Kitap ben de suçluluk, hüzün, merak, utanç duygularını uyandırdı. Sanki kocaman bir suçluluk ve utanç kitabıydı. Baş karakter Dr. Victor Frankenstein'ın duygu durumları öyle güzel işlenmiş ki kendini mağdur olarak anlattığı hiçbir durumda hak vermedim. Yaptığı işlerin sonuçlarını göze almadan yapıyor, sonucuyla karşılaşınca da 'vah efendim ah efendim ben ölümü hak ediyorum.' Ölseydin o zaman Victorcuğum.
Hiçbirimiz bir canlı yaratıp daha sonrasında da bu çok çirkin, kesin ruhu da bir iblis kadar kötüdür demiyoruz. Gençlik hatasına vuruluyor, yaşamayı ben de hak ediyorum diyor ancak Henry dışında gerçek bir arkadaşı da yok. Bence insanları küçümseyen biriydi, ta ki başına gelen bu musibete kadar.

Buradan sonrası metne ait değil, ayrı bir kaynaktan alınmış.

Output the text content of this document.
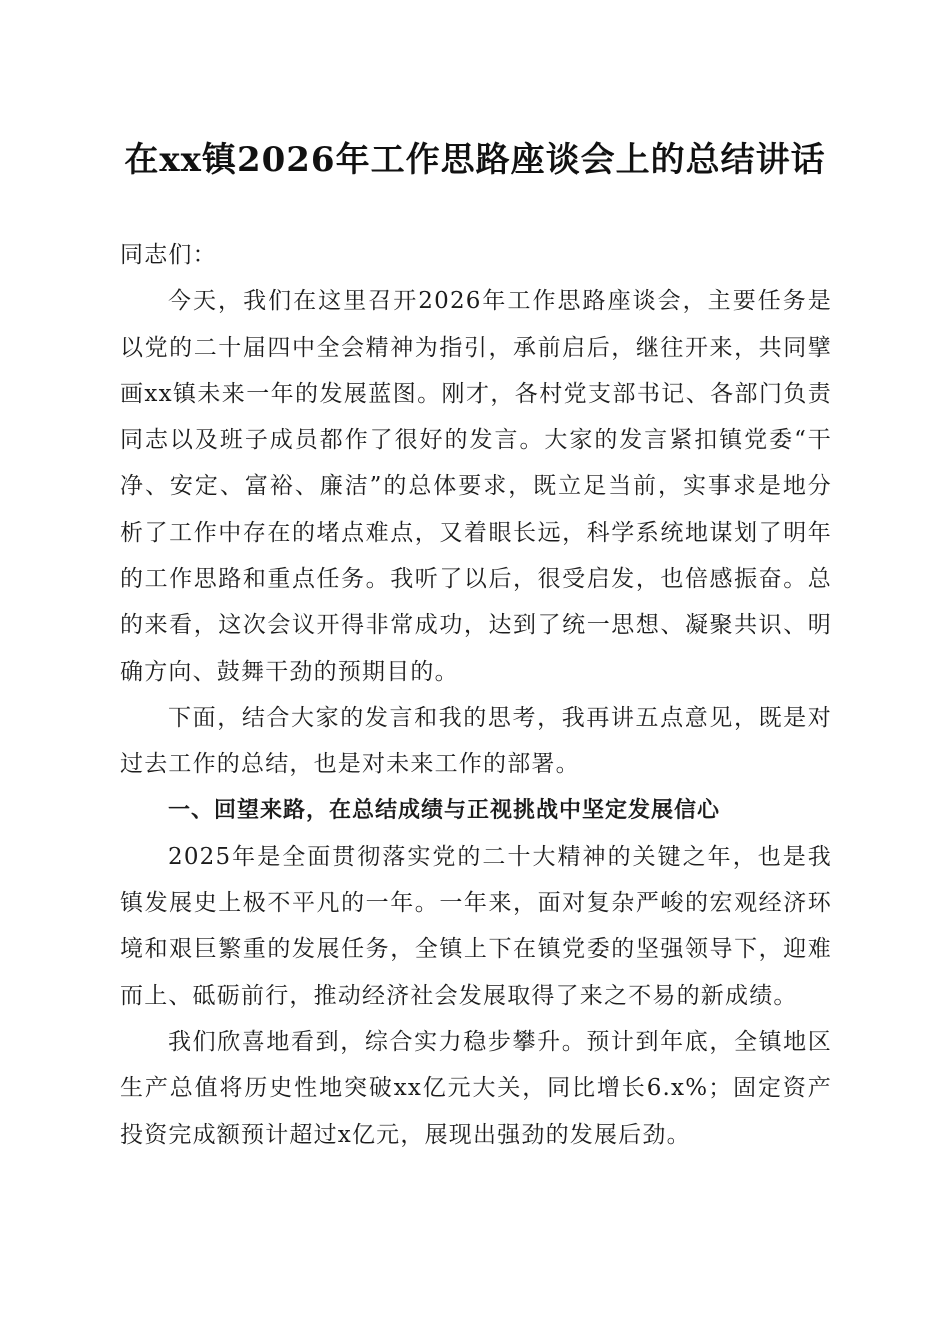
在xx镇2026年工作思路座谈会上的总结讲话

同志们：

今天，我们在这里召开2026年工作思路座谈会，主要任务是以党的二十届四中全会精神为指引，承前启后，继往开来，共同擘画xx镇未来一年的发展蓝图。刚才，各村党支部书记、各部门负责同志以及班子成员都作了很好的发言。大家的发言紧扣镇党委“干净、安定、富裕、廉洁”的总体要求，既立足当前，实事求是地分析了工作中存在的堵点难点，又着眼长远，科学系统地谋划了明年的工作思路和重点任务。我听了以后，很受启发，也倍感振奋。总的来看，这次会议开得非常成功，达到了统一思想、凝聚共识、明确方向、鼓舞干劲的预期目的。

下面，结合大家的发言和我的思考，我再讲五点意见，既是对过去工作的总结，也是对未来工作的部署。

一、回望来路，在总结成绩与正视挑战中坚定发展信心

2025年是全面贯彻落实党的二十大精神的关键之年，也是我镇发展史上极不平凡的一年。一年来，面对复杂严峻的宏观经济环境和艰巨繁重的发展任务，全镇上下在镇党委的坚强领导下，迎难而上、砥砺前行，推动经济社会发展取得了来之不易的新成绩。

我们欣喜地看到，综合实力稳步攀升。预计到年底，全镇地区生产总值将历史性地突破xx亿元大关，同比增长6.x%；固定资产投资完成额预计超过x亿元，展现出强劲的发展后劲。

İnsan, dünyaya bir çocuk getirdiğinde onun tüm sorumluluğunu üzerine alır. Yarattığın canavar da bir nevi sana bağlı. Sen ise onu ilk andan itibaren terk ediyorsun. Sonra ipin ucu seni bulunca tüm suçlu canavar oluyor.
Açıkçası kitap boyunca Victor için empati kuramadım. Canavar için bir hayli üzüldüm. Bunları yaşayacağına hiç varolmasa daha iyiydi. Bir de Victor'u haklı çıkarmak için canavarı katil yapmak, daha da üzdü açıkçası.